Tuning (env / core binding):

  • GOMP_SPINCOUNT=infinity (OMP threads busy-wait, no sleeping): Largest single-item decode E2E gain (measured Qwen3.5 2B/4B +33% / +39%).

  • big.LITTLE bind big cores only (taskset -c 0,1,6,7,8,9,10,11): Little cores mixed into the OMP thread pool stall at barriers, constraining overall performance by up to 2×.

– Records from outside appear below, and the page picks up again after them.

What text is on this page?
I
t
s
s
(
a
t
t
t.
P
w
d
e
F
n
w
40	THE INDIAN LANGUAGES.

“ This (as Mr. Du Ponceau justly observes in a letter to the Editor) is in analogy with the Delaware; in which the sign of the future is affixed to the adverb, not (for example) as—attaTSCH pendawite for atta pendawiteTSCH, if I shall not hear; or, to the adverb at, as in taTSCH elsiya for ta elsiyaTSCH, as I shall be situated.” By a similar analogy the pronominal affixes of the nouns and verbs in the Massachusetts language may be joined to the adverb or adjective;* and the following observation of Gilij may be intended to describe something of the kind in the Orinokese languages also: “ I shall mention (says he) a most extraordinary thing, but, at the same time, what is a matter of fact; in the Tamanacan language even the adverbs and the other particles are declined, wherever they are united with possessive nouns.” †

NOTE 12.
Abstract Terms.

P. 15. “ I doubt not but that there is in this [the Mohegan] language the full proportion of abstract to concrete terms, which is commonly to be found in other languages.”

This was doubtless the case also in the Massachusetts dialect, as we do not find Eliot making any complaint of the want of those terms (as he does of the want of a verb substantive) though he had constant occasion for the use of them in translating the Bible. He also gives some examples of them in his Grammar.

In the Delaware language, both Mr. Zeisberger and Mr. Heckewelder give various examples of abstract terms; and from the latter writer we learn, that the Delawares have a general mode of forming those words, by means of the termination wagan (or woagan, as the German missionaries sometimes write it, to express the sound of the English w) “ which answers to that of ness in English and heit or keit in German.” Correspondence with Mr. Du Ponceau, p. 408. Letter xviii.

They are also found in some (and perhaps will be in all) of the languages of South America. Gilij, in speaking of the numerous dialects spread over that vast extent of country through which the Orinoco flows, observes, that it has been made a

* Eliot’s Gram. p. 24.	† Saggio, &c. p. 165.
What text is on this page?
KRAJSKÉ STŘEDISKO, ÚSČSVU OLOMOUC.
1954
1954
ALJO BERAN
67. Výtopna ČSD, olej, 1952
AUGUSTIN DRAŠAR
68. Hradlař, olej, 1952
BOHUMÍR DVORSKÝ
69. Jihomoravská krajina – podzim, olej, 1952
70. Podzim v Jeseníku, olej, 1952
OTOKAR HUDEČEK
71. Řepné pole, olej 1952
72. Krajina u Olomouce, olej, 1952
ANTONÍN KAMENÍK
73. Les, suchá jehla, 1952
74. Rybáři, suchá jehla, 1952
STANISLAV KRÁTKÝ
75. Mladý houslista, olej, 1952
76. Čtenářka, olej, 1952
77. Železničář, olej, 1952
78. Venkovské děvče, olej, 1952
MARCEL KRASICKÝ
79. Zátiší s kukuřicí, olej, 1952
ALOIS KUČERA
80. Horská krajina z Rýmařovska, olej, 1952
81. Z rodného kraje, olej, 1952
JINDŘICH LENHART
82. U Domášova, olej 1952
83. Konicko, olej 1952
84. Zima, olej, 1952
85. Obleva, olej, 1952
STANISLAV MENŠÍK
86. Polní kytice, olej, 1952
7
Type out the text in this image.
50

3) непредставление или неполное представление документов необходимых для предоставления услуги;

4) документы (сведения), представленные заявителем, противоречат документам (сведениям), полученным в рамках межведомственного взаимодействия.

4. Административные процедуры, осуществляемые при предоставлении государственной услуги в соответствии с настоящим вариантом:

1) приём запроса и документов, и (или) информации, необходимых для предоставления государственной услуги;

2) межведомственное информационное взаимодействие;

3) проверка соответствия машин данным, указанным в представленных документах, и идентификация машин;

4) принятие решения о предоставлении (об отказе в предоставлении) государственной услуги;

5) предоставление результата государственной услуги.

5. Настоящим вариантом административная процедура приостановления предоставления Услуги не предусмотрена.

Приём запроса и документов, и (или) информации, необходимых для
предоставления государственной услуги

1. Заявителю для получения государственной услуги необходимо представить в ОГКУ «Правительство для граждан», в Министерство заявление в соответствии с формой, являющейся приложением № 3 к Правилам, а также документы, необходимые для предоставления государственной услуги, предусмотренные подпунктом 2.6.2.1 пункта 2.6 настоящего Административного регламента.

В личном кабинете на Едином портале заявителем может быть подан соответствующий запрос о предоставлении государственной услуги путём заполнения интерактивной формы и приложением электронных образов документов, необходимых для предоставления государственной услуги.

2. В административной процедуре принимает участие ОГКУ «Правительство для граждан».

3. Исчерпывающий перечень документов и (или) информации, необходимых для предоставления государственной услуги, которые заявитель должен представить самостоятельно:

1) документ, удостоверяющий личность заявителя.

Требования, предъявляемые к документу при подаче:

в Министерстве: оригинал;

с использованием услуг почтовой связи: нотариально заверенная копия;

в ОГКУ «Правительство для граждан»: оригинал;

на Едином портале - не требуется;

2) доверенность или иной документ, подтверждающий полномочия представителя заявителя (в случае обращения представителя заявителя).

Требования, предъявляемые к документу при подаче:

  • Memory allocator and thread affinity (pure performance items that do not change computation results): LD_PRELOAD jemalloc reduces lock contention and fragmentation in multi-threaded memory allocation; OMP_PLACES=cores + OMP_PROC_BIND=close binds OMP threads to physical cores, preventing thread migration and maintaining cache affinity.

  • Concurrency ceiling (CIX P1 platform): Decode has non-parallelizable serial segments (measured at ~30%). By Amdahl’s Law, as thread count N→∞ the speedup ceiling ≈ 1/0.3 ≈ 3.3×, so marginal benefit of adding threads diminishes rapidly; compounded by big.LITTLE little-core barrier penalty (see above), optimal concurrency ≈ big core count (8), exceeding it degrades performance.